A quick search on Google for the term "brochure design" results in over 25 million matches. If your prospective customer spent just 5 seconds looking at each match, it'd take around 4 years to view them all

And you want to be #1?

The great thing about the internet is that it is so large. There's so much information available, there's so many web sites and there's so many people hunting for information.

The problem is matching the information to the people who are searching for it. Putting this more specifically, the problem is ensuring that when someone searches for business card design, you are on of the first matches to appear in the search engine.

That means being on the first or second page of the Google matches. For the example of brochure design it means being in the top 20 out of 25 million.

Those are tough odds because you can lay bets that there's a lot of other brochure designers, business card printers, jewelry stores, etc also trying to be in that top 20.

There's also a lot of companies telling you they will put you in the top 20. Over 29 million based upon a Google search for Search Engine Optimization plus a bunch spelt optimisation. This is a whole industry known as SEO for short, dedicated to the science or art of trying to their clients pages into that magic top 20 or, the holy grail, #1.

If there was a magic formula or software out there that could get you in the top 20, everyone would be in the top 20. Obviously there isn't because they aren't.

There are some pretty basic business guidelines to consider if you are considering making use of another company to improve to Web sales:

Your web site should adhere to some basic rules. Any good web developer can help you with these and I will cover these in a future article.
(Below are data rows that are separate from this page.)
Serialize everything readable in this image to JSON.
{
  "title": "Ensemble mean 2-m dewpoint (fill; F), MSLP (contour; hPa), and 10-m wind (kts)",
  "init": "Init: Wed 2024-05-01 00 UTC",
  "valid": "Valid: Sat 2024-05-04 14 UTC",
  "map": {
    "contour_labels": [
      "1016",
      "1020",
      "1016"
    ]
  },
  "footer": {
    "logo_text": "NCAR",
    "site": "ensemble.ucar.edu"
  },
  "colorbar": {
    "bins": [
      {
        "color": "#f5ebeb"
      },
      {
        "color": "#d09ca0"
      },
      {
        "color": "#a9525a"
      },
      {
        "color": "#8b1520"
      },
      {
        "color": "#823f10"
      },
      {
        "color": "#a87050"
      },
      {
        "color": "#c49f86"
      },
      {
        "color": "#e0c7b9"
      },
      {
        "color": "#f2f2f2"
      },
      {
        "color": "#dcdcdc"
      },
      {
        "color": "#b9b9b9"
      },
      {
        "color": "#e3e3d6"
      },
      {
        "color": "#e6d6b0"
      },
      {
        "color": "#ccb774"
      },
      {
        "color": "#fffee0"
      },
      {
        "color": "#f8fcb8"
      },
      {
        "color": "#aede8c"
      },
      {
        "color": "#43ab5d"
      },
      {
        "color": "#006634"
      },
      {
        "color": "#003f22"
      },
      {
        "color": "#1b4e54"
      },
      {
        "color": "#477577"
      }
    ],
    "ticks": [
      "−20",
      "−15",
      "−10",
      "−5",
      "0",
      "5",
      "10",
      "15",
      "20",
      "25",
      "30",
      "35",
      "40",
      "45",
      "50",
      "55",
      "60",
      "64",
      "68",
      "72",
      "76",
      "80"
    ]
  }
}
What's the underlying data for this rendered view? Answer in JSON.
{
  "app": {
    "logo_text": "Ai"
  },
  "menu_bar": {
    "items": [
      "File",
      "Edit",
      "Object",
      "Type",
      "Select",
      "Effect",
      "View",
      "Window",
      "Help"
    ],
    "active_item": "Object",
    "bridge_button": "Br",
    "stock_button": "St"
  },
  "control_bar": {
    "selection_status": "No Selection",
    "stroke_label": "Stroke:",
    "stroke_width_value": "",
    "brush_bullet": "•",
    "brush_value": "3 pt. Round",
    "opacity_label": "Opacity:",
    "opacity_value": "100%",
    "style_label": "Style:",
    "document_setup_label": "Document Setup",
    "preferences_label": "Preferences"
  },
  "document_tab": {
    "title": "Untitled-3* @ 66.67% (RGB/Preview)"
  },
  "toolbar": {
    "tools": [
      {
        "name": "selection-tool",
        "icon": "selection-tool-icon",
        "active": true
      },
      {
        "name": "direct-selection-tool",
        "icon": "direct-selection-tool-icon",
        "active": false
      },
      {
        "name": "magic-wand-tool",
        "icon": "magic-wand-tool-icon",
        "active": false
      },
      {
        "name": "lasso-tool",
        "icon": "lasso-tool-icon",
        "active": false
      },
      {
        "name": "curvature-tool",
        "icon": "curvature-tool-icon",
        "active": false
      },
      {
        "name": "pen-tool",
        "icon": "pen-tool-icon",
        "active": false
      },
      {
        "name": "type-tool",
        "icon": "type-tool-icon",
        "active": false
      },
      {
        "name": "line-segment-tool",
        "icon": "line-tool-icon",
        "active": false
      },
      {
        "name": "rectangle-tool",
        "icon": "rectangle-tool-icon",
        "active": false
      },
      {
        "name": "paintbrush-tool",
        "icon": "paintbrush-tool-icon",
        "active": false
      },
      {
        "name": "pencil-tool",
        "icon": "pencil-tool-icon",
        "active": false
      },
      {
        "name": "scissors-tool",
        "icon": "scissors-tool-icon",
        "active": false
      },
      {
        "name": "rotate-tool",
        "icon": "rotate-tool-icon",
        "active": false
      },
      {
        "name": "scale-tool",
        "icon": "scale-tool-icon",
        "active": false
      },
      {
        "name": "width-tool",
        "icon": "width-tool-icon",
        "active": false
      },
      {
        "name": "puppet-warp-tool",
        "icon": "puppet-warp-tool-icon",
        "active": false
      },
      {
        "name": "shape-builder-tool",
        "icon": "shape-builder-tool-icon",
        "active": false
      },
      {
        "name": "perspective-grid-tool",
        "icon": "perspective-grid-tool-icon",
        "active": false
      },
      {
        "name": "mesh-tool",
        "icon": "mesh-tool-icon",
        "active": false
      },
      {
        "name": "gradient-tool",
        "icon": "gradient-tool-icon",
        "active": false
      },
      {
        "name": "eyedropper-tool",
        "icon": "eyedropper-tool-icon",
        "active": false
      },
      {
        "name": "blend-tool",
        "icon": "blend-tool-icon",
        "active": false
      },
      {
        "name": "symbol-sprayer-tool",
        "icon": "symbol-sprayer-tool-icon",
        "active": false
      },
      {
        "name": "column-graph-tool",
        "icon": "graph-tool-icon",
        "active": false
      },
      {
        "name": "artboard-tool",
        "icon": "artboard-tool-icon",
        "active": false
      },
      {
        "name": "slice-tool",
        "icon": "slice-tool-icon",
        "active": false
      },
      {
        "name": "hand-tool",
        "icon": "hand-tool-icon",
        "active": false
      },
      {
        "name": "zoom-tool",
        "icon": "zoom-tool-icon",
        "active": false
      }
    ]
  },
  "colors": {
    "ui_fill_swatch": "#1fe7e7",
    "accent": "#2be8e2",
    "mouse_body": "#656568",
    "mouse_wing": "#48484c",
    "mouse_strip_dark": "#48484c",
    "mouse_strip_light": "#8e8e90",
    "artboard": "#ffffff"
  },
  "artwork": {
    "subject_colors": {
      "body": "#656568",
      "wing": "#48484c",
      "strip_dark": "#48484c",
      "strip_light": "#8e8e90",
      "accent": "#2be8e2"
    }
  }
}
They relate to relevant content, good titles and descriptions, good navigation and other techniques designed to ensure that when Google finds your site it knows what it has found and is able to correctly interpret it.

There are two key techniques that will definitely help.

The first is good content. This means that if you are selling a particular product, have lots of pages relevant to that product. Provide background information, how-to's, white papers, frequently asked questions. If this is done well, the search engines will start to think that your site is the site that has the best information about the products you are selling. This is what you want. If Google thinks you are the best then you are #1.

For example, if you design business cards provide articles on printing, inks, colors, business cards from around the world, humorous business cards, famous names, etc.

The second are links from other sites. If lots of other sites that print business cards link to your business card design site then Google will assume your site is important. These are known as backlinks. These and ensuring you are in the directories on the web (such as Yahoo, dmoz, and many more) will ensure that Google gets reminded you exist whenever it goes searching those sites. These backlinks are a major part of how Google determines which sites are most important.

The reality of all this is that the effort involved in doing this is non-trivial. And it is not one-off, it continues for as long as you want your web site to be #1. Finding a good SEO company is very difficult. They will sell themselves based upon your "ranking". They will say "we can make you a top 20 site". The hard part for you is that you want to be top 20 for searches that will lead to a sale of your products. Being top 20 for postcards if they are seaside souvenirs is not much use to the bottom line of a company designing marketing postcards.

Good SEO companies will cost 1,000's of dollars per month. Quite simply it's an advertising expense and that money is what it costs in effort to do the job. Remember that you get what you pay for.

There's 29 million SEO hits on Google waiting for you to click on them!

To leave you with a tip, the first SEO companies to look at are the first 20 of those 29 million.